Réunion du 24 août 1962

(dans la salle à manger de la Régence)

PRESENTS : BENS, DUCHATEAU, LE LIONNAIS, LESCURE, QUENEAU.

Excusés : Les autres.

PRESIDENT : LE LIONNAIS.

La pluie nous ayant chassé des jardins, nous nous retirons à l’abri.

Queneau présente des documents sur les écrits lipogrammatiques, des remarques de M. Balestra sur les cent mille milliards de poèmes, ainsi qu’un poème isovocalique sur « le vierge, le vivace, etc… »

(Voir annexes  )

LE LIONNAIS : On peut faire des isomorphismes et transformer des poèmes préexistants d’un bout à l’autre.

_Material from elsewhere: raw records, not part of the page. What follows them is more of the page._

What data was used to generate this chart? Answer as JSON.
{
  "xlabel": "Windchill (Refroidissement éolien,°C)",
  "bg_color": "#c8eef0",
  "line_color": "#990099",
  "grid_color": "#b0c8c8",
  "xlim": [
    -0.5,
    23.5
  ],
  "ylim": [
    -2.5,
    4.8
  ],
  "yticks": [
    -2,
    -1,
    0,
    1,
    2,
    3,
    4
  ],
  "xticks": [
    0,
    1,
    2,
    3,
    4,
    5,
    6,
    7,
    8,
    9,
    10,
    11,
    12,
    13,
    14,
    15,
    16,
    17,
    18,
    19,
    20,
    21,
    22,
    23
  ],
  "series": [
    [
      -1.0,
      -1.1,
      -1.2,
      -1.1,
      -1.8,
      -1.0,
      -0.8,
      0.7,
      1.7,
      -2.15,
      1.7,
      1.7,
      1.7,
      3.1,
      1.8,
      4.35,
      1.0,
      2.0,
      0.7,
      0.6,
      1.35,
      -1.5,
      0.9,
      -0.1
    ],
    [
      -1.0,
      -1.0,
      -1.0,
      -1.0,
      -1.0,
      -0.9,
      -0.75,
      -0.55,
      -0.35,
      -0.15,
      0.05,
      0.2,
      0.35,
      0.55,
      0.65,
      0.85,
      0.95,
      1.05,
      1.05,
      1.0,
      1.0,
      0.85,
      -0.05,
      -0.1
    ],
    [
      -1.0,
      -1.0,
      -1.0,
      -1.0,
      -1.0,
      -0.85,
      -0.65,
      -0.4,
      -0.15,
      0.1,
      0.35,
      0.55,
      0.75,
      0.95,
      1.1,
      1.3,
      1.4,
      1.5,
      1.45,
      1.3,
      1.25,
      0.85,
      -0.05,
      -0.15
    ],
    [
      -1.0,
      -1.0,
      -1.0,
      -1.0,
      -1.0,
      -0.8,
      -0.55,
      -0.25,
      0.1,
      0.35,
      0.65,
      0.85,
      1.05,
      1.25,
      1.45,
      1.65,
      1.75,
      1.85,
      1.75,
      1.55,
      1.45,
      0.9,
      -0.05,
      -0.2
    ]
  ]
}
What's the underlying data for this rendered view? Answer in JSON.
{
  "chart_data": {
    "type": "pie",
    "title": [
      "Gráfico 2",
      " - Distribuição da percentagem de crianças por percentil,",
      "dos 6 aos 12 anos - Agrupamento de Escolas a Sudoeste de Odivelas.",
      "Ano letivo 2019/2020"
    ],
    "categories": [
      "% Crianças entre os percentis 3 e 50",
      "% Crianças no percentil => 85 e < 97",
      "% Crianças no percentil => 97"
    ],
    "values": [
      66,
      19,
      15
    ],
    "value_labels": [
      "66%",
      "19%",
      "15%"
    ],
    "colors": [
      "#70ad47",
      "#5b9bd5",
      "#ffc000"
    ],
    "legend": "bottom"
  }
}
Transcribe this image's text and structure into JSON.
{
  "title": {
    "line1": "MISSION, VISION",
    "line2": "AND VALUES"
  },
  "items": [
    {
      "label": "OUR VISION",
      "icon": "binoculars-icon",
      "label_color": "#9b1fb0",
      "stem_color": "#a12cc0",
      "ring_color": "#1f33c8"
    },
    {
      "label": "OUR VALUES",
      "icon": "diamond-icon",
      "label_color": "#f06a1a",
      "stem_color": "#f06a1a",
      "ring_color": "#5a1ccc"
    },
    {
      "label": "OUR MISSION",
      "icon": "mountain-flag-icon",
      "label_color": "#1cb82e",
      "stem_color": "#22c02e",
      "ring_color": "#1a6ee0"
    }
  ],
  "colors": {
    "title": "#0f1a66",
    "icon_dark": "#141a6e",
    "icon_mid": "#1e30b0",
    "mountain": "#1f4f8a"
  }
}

BENS : J’admire, parce que j’ai essayé les isovocalismes et j’ai pu constater que c’est très difficile. Il y a des verbes insolubles.

QUENEAU : Mais je crois que notre bon Mallarmé est parfaitement potentiel.

Le Lionnais présente alors un poème holorime « à répétition ».

(Voir annexes  )

Le Lionnais propose alors de composer un poème tangent à trois poèmes tangents deux à deux. Cela se rapproche du problème d’Apollonius (trois sphères plus une). Les conventions à utiliser sont les suivantes :

  • Inscrire un poème non dans un rectangle mais dans un cercle
  • On appellera « bords » du poème : le premier et le dernier mot de chaque vers, ainsi que le premier et le dernier vers
  • Il y a tangence quand les bords des deux poèmes ont un mot commun

On discute pour arriver à comprendre. On y parvient. On souhaite de nouveaux contacts avec M. Quemada.

LE LIONNAIS : Il nous faudrait un inventaire des « bords » de la littérature française.

BENS : Comment fera-t-on avec le théâtre en vers ? La tirade est-elle un poème ?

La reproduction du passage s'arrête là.